Cluster node resurrection - has anyone seen this?

Notice: Page may contain affiliate links for which we may earn a small commission through services like Amazon Affiliates or Skimlinks.

Patrick

Administrator
Staff member
Dec 21, 2010
12,516
5,811
113
I was at the HE2 datacenter yesterday after getting a few alerts that made it sound like a node was failing.

The particular node had 2x 240GB consumer disks (OS boot drives ZFS mirrored), 2x 800GB SanDisk CloudSpeed Ultras and 2x 4TB hard drives. The latter four drives were being used in the Ceph cluster.

This is one of the nodes I tested pulling the consumer drives just to ensure that if one failed it would still boot. Yesterday it appears as though on failed and stopped the machine from booting fully.

It is a E5 V3 system but has a very slow POST/ Boot. So I spent a bit of time trying to see if I could coax it back to life spending about 15 minutes each time to allow the system to come back online. That gave me time to pull a Dell 8132 switch out of the colo and do a bunch of re-wiring. After multiple reboots, putting drives in different locations and etc, it was still not working. I decided I would do a formal remove from the cluster, install new boot drives then rejoin it but had too many meetings yesterday to do so.

This morning I logged into the Proxmox cluster... and that node was up! It is showing that the SSD failed:
upload_2015-11-17_6-14-28.png

However the node is back up and running a few test VMs. It was certainly down for over three hours before it came back online.

Has anyone ever seen a node resurrection like this?
 
  • Like
Reactions: Biren78

Biren78

Active Member
Jan 16, 2013
550
94
28
I've never seen that. A few years ago we had a blade server from a big vendor we thought was down. It turned out it was a dead 10K spinner that froze a node then all the blades in that chassis.
 

TuxDude

Well-Known Member
Sep 17, 2011
616
338
63
I haven't seen exactly that - but I have seen bad drives cause a server to take FOREVER but still eventually successfully boot, which sounds pretty much like what you had here. Just in my cases it never happened to be on a clustered node.
 

Patrick

Administrator
Staff member
Dec 21, 2010
12,516
5,811
113
I haven't seen exactly that - but I have seen bad drives cause a server to take FOREVER but still eventually successfully boot, which sounds pretty much like what you had here. Just in my cases it never happened to be on a clustered node.
I am actually going to replace it with a drive from a different vendor since I now do not trust those drives.
 

Fritz

Well-Known Member
Apr 6, 2015
3,386
1,387
113
70
I had something similar happen to me. Had a server go down in the middle of the night. Heard it go silent. Got up and tried to restart it and it was deader than a door nail. Next morning it was back up and running. Turned out to be a short circuit in the meter box. It dropped one leg only so it wasn't obvious. As far as I knew I still had power. It's a smart meter and it called the power company and reported the problem. I was clueless until the sparky guys rang the doorbell. Went out and looked and it was pretty burnt. It heated up and opened during the night and then cooled and fused back together. Lucky I didn't suffer any serious damage.
 

Rain

Active Member
May 13, 2013
276
124
43
Proxmox is Linux based, right? So, they're using ZFSOnLinux, correct?

ZFSOnLinux had a nasty bug that got fixed recently where if a drive failed in a specific way, it would cause a strange kernel lockup. It happened to me recently, actually. Seagate 3TB drive failed (getting ready to rid myself of these 3TB desktop drives, ugh) and the machine locked up.
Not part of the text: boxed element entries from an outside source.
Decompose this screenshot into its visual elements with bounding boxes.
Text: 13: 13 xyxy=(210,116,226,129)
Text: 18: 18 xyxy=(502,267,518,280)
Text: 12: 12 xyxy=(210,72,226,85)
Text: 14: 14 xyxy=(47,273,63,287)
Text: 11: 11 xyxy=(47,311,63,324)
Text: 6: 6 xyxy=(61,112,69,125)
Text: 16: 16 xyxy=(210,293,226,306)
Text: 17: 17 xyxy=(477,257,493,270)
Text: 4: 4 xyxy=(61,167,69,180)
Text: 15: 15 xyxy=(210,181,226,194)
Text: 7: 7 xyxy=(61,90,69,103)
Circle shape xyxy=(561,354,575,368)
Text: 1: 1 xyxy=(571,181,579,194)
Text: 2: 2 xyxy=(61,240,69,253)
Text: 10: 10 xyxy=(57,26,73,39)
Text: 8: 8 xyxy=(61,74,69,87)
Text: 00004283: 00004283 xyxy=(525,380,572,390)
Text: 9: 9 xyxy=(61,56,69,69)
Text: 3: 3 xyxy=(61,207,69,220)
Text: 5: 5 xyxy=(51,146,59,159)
It didn't cause a kernel panic, but started spewing out "CPU Core# Stuck" error messages. Tried to reboot at the local console and it didn't want to do anything; issuing "reboot" and "poweroff" as root did nothing, I had to hold the power button. I through the drive into a test machine and Linux started throwing kernel errors non-stop that seemed to suggest the drive was spewing data non-stop at the machine despite not getting requests for it.

Did you watch the node POST after restarting it, or did you issue a ACPI reboot with IPMI and assume it happily rebooted? It's possible it was just stuck powered on and not actually rebooting -- a hard reset would have been required, not an OS-level reset. Check what version of ZoL your Proxmox installations have. I think the bug was found in 0.6.3.x or 0.6.4.x, but affected earlier versions; it's definitely fixed in 0.6.5.x though.
 
Last edited:
  • Like
Reactions: Patrick

Patrick

Administrator
Staff member
Dec 21, 2010
12,516
5,811
113
I did actually watch it reboot @Rain and even did a hard reboot. That might have been the issue though.